Mépriser sans haïr, ni déshumaniser
Pour ce philosophe suisse, professeur de psychologie à l’université de Tel-Aviv, auteur d’un précédent essai La Peur de l’insignifiance nous rend fous, le mépris reste étrangement une voie possible, à condition qu’on l’accompagne d’un garde-fou civilisationnel. Mépriser, oui, mais seulement des idées et des valeurs, et sans haïr ni déshumaniser. L’auteur définit ainsi ce mépris civilisé comme “une capacité à désapprouver des credos, des comportements et des valeurs, dès lors qu’ils nous apparaissent irrationnels, immoraux, incohérents ou inhumains”.
Ce mépris doit reposer selon lui sur des arguments fondés sur des connaissances scientifiques précises et exhaustives et doit en même temps se diriger contre des opinions, des credos ou des valeurs, jamais contre les individus qui les professent”. L’un des points clés de sa thèse tient à la critique des effets de ce qu’il appelle le “politiquement correct”. C’est-à-dire de cette idée, selon lui dominante depuis des décennies en Occident, selon laquelle il serait “défendu de critiquer les opinions et les cultures d’autrui, qu’il faudrait toujours les respecter”.
Les valeurs centrales des Lumières
“La critique de l’Occident a conduit à mon avis à une paralysie morale et intellectuelle de la gauche, mais aussi des partis modérés”, à rebours par exemple de la thèse d’Alain Badiou qui dans son dernier livre Notre mal vient de plus loin (Fayard) examine les responsabilités propres à l’Occident dans l’émergence du nihilisme contemporain.
Sans disqualifier l’islam en tant que tel, ou telle religion quelle qu’elle soit, Strenger ne vise que les formes extrémistes que prennent les croyances politiques ou mystiques.
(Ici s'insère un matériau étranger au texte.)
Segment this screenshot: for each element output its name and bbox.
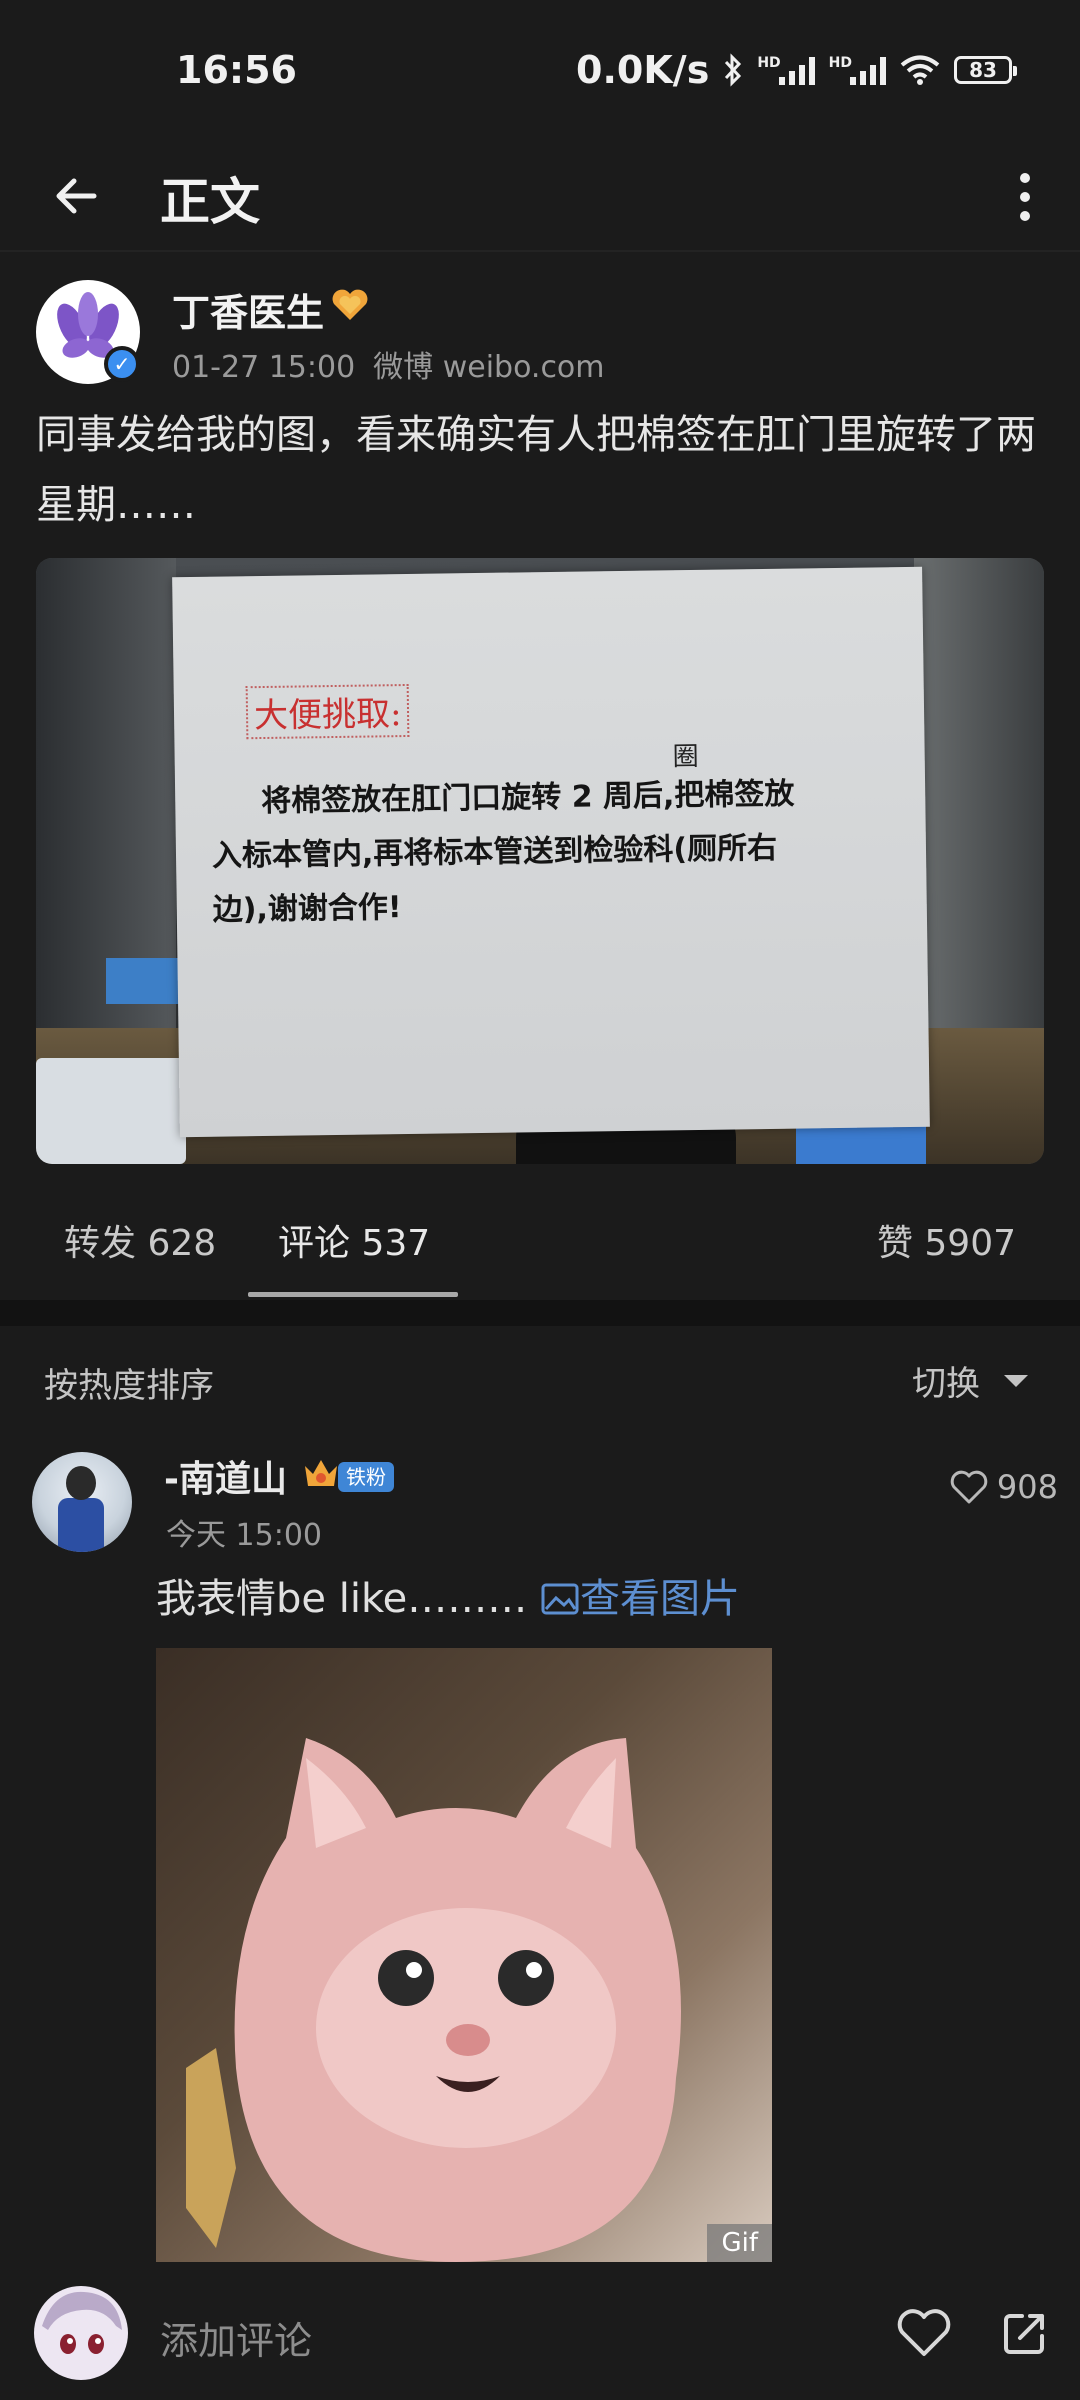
comment-time: 今天 15:00 (166, 1518, 322, 1553)
notice-line-2: 入标本管内,再将标本管送到检验科(厕所右 (211, 830, 778, 874)
commenter-name[interactable]: -南道山 (164, 1450, 287, 1502)
view-image-link[interactable]: 查看图片 (540, 1576, 740, 1622)
like-tab[interactable]: 赞 5907 (877, 1214, 1016, 1266)
post-text: 同事发给我的图，看来确实有人把棉签在肛门里旋转了两星期…… (36, 412, 1036, 528)
add-comment-input[interactable]: 添加评论 (160, 2310, 312, 2365)
comment-tab[interactable]: 评论 537 (278, 1214, 430, 1266)
fan-badge: 铁粉 (338, 1462, 394, 1492)
status-time: 16:56 (176, 48, 297, 92)
more-menu-icon[interactable] (1000, 162, 1050, 232)
comment-like-count: 908 (996, 1468, 1058, 1506)
comment-body: 我表情be like……… (156, 1576, 528, 1622)
battery-icon: 83 (954, 56, 1017, 84)
dropdown-triangle-icon (1004, 1374, 1028, 1387)
notice-heading: 大便挑取: (245, 683, 410, 740)
top-divider (0, 250, 1080, 252)
crown-badge-icon (305, 1460, 337, 1486)
comment-item: -南道山 铁粉 今天 15:00 908 我表情be like……… 查看图片 (0, 1430, 1080, 2280)
post-meta: 01-27 15:00 微博 weibo.com (172, 342, 605, 386)
bluetooth-icon (725, 53, 742, 87)
active-tab-indicator (248, 1292, 458, 1297)
view-image-label: 查看图片 (580, 1576, 741, 1622)
bottom-comment-bar: 添加评论 (0, 2280, 1080, 2400)
net-speed: 0.0K/s (576, 48, 710, 92)
wifi-icon (900, 55, 940, 85)
section-separator (0, 1300, 1080, 1326)
comment-like-button[interactable]: 908 (949, 1468, 1058, 1506)
commenter-avatar[interactable] (32, 1452, 132, 1552)
page-title: 正文 (160, 173, 260, 231)
heart-outline-icon (950, 1470, 988, 1504)
status-icons: 0.0K/s HD HD 83 (576, 48, 1017, 92)
sort-label: 按热度排序 (44, 1366, 214, 1406)
post-image[interactable]: 大便挑取: 圈 将棉签放在肛门口旋转 2 周后,把棉签放 入标本管内,再将标本管… (36, 558, 1044, 1164)
photo-paper-notice: 大便挑取: 圈 将棉签放在肛门口旋转 2 周后,把棉签放 入标本管内,再将标本管… (172, 566, 930, 1138)
back-arrow-icon[interactable] (48, 168, 104, 224)
anime-avatar-image (42, 2291, 122, 2354)
notice-handwritten: 圈 (672, 741, 699, 773)
author-name[interactable]: 丁香医生 (172, 282, 324, 337)
signal-icon-2: HD (829, 55, 886, 85)
comment-gif[interactable]: Gif (156, 1648, 772, 2262)
my-avatar[interactable] (34, 2286, 128, 2380)
photo-printer (36, 1058, 186, 1164)
signal-icon-1: HD (757, 55, 815, 85)
post-stats-bar: 转发 628 评论 537 赞 5907 (0, 1170, 1080, 1300)
status-bar: 16:56 0.0K/s HD HD 83 (0, 0, 1080, 140)
comment-text: 我表情be like……… 查看图片 (156, 1566, 740, 1624)
pink-fox-plush-image (186, 1738, 682, 2262)
notice-line-3: 边),谢谢合作! (212, 890, 402, 928)
repost-tab[interactable]: 转发 628 (64, 1214, 216, 1266)
sort-bar: 按热度排序 切换 (0, 1326, 1080, 1430)
post-date: 01-27 15:00 (172, 350, 356, 385)
sort-switch-button[interactable]: 切换 (912, 1356, 1028, 1405)
gif-badge: Gif (707, 2224, 772, 2262)
like-heart-icon[interactable] (896, 2308, 952, 2358)
share-icon[interactable] (1000, 2308, 1050, 2358)
image-icon (541, 1583, 579, 1615)
notice-line-1: 将棉签放在肛门口旋转 2 周后,把棉签放 (261, 776, 795, 820)
verified-badge-icon: ✓ (104, 346, 140, 382)
sort-switch-label: 切换 (912, 1364, 980, 1404)
post-header: ✓ 丁香医生 01-27 15:00 微博 weibo.com (36, 280, 1036, 390)
top-bar: 正文 (0, 140, 1080, 252)
post-source: 微博 weibo.com (373, 350, 605, 385)
author-heart-badge-icon (332, 289, 368, 320)
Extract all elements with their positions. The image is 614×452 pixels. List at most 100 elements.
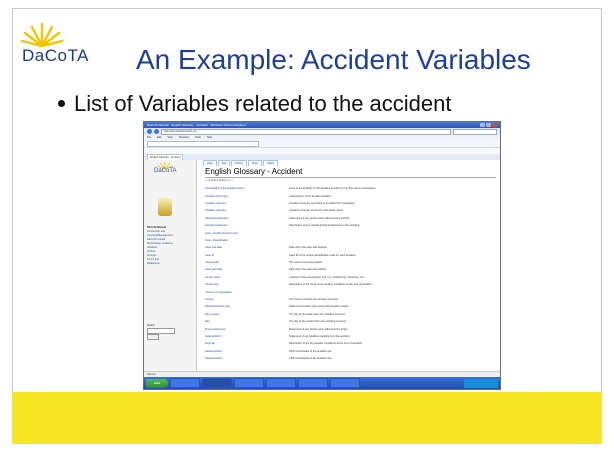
term-definition: Description of the fog weather condition… [289, 342, 362, 346]
term-definition: The day of the month when the accident o… [289, 320, 346, 324]
table-row: Area - Classification [205, 237, 496, 244]
term-definition: Determines if any drivers were influence… [289, 327, 348, 331]
term-definition: Level of accessibility to the accident l… [289, 187, 376, 191]
table-row: Day of week The day of the week when the … [205, 311, 496, 318]
site-search-button[interactable] [147, 334, 159, 340]
tab-watch[interactable]: Watch [263, 160, 279, 166]
embedded-screenshot: DaCoTA Manual - English Glossary - Accid… [143, 121, 501, 390]
title-divider [205, 177, 496, 178]
term-link[interactable]: Global position [205, 357, 289, 360]
table-row: Accident report type A description of the… [205, 192, 496, 199]
address-input[interactable]: http://www.dacota-project.eu/... [161, 128, 451, 135]
back-icon[interactable] [147, 129, 152, 134]
table-row: Centre name Location of the investigation… [205, 274, 496, 281]
nav-item[interactable]: Datasheets [147, 262, 193, 266]
tab-edit[interactable]: Edit [217, 160, 231, 166]
table-row: Case start date Date when the case was st… [205, 266, 496, 273]
table-row: Case end date Date when the case was fini… [205, 244, 496, 251]
term-link[interactable]: Global position [205, 350, 289, 353]
taskbar-item[interactable] [234, 378, 264, 388]
table-row: Case leader The name of the case leader [205, 259, 496, 266]
table-row: Country of investigation [205, 288, 496, 295]
bottom-accent-bar [12, 392, 602, 444]
taskbar-item[interactable] [330, 378, 360, 388]
system-tray [464, 378, 498, 388]
table-row: Accessibility to the accident scene Level… [205, 185, 496, 192]
term-definition: Determines if any drivers were influence… [289, 216, 349, 220]
term-link[interactable]: Accident report type [205, 195, 289, 198]
term-link[interactable]: Case leader [205, 261, 289, 264]
term-link[interactable]: Case id [205, 254, 289, 257]
menu-tools[interactable]: Tools [195, 136, 201, 139]
table-row: Accident summary Accident summary as foun… [205, 207, 496, 214]
taskbar-item[interactable] [170, 378, 200, 388]
term-definition: Date when the case was started [289, 268, 326, 272]
term-link[interactable]: Animal involvement [205, 224, 289, 227]
menu-favorites[interactable]: Favorites [179, 136, 189, 139]
term-link[interactable]: Day [205, 320, 289, 323]
term-definition: Refers the accident type using GDV accid… [289, 305, 349, 309]
menu-file[interactable]: File [147, 136, 151, 139]
term-link[interactable]: Area - Classification [205, 239, 289, 242]
term-link[interactable]: Area - Accident Environment [205, 232, 289, 235]
start-button[interactable]: start [146, 378, 168, 388]
term-definition: Date when the case was finished [289, 246, 327, 250]
page-subtitle[interactable]: << Accident (Phase 1) >> [205, 179, 233, 182]
menu-help[interactable]: Help [207, 136, 212, 139]
taskbar: start [144, 377, 500, 389]
menu-view[interactable]: View [167, 136, 172, 139]
toolbar-row [144, 140, 500, 148]
term-definition: GPS Coordinates of the accident site [289, 357, 332, 361]
sun-logo-icon [20, 22, 64, 48]
term-link[interactable]: Fatal accident [205, 335, 289, 338]
term-link[interactable]: Alcohol involvement [205, 217, 289, 220]
window-title: DaCoTA Manual - English Glossary - Accid… [147, 123, 246, 127]
minimize-icon[interactable] [480, 123, 485, 127]
table-row: Drug involvement Determines if any driver… [205, 325, 496, 332]
term-link[interactable]: Cloud cover [205, 283, 289, 286]
glossary-table: Accessibility to the accident scene Level… [205, 185, 496, 362]
term-link[interactable]: Day of week [205, 313, 289, 316]
term-link[interactable]: Centre name [205, 276, 289, 279]
term-link[interactable]: Drug involvement [205, 328, 289, 331]
term-definition: Statement of any fatalities resulting fr… [289, 335, 350, 338]
table-row: Animal involvement Description of any out… [205, 222, 496, 229]
term-link[interactable]: County [205, 298, 289, 301]
term-link[interactable]: Derived accident type [205, 305, 289, 308]
manual-icon [158, 198, 172, 216]
page-content: Page Edit History Move Watch English Glo… [197, 160, 500, 377]
taskbar-item[interactable] [298, 378, 328, 388]
table-row: Alcohol involvement Determines if any dri… [205, 215, 496, 222]
tab-history[interactable]: History [231, 160, 247, 166]
term-definition: A description of the accident location [289, 194, 332, 198]
site-search-label: Search [147, 324, 155, 327]
address-bar-row: http://www.dacota-project.eu/... [144, 128, 500, 135]
bullet-text: List of Variables related to the acciden… [74, 91, 452, 116]
page-title: English Glossary - Accident [205, 167, 303, 176]
term-link[interactable]: Accessibility to the accident scene [205, 187, 289, 190]
site-logo: DaCoTA [154, 168, 177, 174]
term-definition: Location of the investigation unit, e.g.… [289, 275, 365, 279]
menu-edit[interactable]: Edit [157, 136, 161, 139]
term-link[interactable]: Fog/mist [205, 342, 289, 345]
table-row: Global position GPS Coordinates of the ac… [205, 355, 496, 362]
term-link[interactable]: Accident summary [205, 209, 289, 212]
term-link[interactable]: Case end date [205, 246, 289, 249]
term-link[interactable]: Case start date [205, 268, 289, 271]
maximize-icon[interactable] [486, 123, 491, 127]
term-link[interactable]: Accident summary [205, 202, 289, 205]
term-definition: Description of the cloud cover weather c… [289, 283, 372, 287]
taskbar-item[interactable] [266, 378, 296, 388]
table-row: Cloud cover Description of the cloud cove… [205, 281, 496, 288]
table-row: Day The day of the month when the acciden… [205, 318, 496, 325]
close-icon[interactable] [492, 123, 497, 127]
browser-search-input[interactable] [453, 128, 497, 135]
forward-icon[interactable] [154, 129, 159, 134]
term-definition: The county of where the accident occurre… [289, 298, 339, 302]
tab-page[interactable]: Page [203, 160, 217, 166]
tab-move[interactable]: Move [247, 160, 263, 166]
term-link[interactable]: Country of investigation [205, 291, 289, 294]
taskbar-item[interactable] [202, 378, 232, 388]
toolbar-search-input[interactable] [147, 140, 259, 147]
site-nav: DaCoTA Manual Introduction and Overview/… [147, 226, 193, 266]
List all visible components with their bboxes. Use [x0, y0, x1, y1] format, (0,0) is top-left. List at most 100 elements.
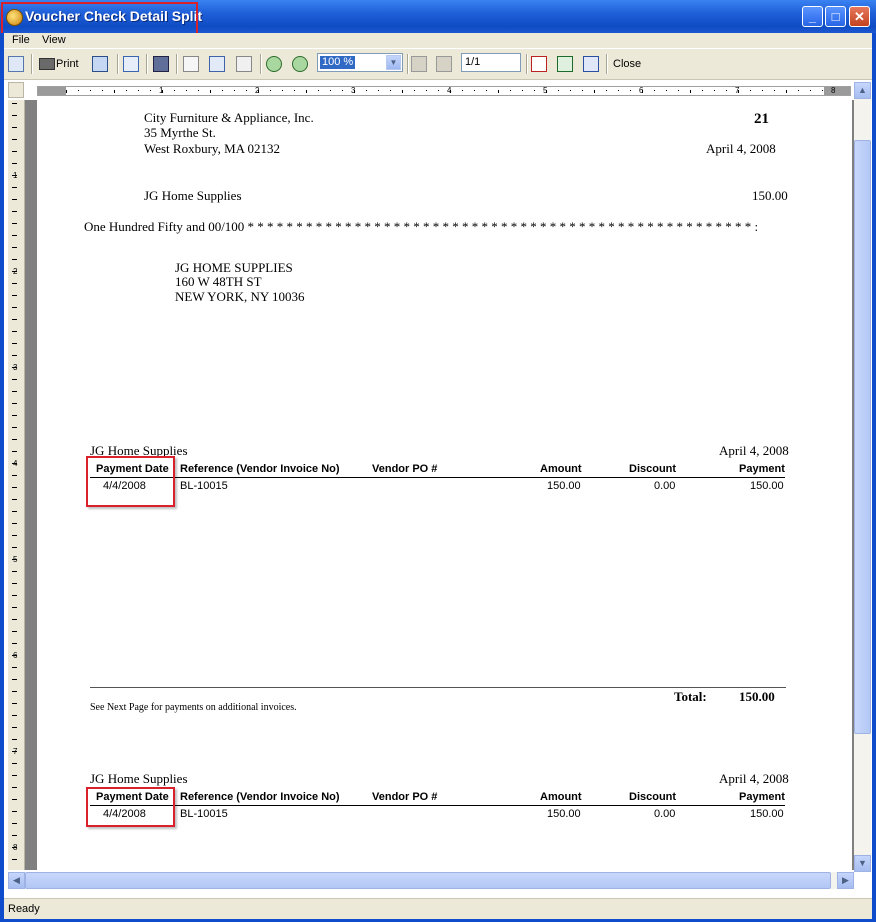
minimize-button[interactable]: _ — [802, 6, 823, 27]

Le concept de mépris civilisé ne vise donc pas exclusivement l’islamisme contemporain ; il existe d’autres contextes et situations où l’exercice de la critique est mal accepté aujourd’hui.
De passage à Paris, Strenger nous expose ses mésaventures personnelles en Israël, où depuis des années il s’oppose violemment aux milieux religieux orthodoxes.
“Le mépris civilisé est une attitude très complexe qui a besoin de beaucoup d’entraînement. Je le pratique constamment en Israël comme homme de gauche ; j’ai grandi dans une famille juive orthodoxe ; je connais très bien la culture orthodoxe, je participe à de nombreux débats ; or, j’ai un mépris très profond à l’égard de ces juifs orthodoxes. J’apprécie certains d’entre eux comme êtres humains, mais cela ne m’empêche pas de les traiter de fascistes”, confie-t-il.
“Toute société moderne doit s’accommoder du fait que les religions sont une composante essentielle de la vie sociale” reconnaît-il. Pour autant, “toute la question est de savoir s’il est possible de tolérer des pratiques religieuses qui ne sont pas compatibles avec les valeurs centrales des Lumières”, précise-t-il. “Aujourd’hui, la religion est le sujet où le principe de tolérance semble avoir atteint ses limites. Toute la question est de savoir s’il est possible de tolérer des pratiques religieuses qui ne sont pas compatibles avec les valeurs centrales des Lumières, par exemple l’égalité de tous les individus devant la loi”. Strenger rappelle par exemple que l’affaire Rushdie nous a déjà appris que, “à trop ménager les susceptibilités religieuses, on courait un grand risque”.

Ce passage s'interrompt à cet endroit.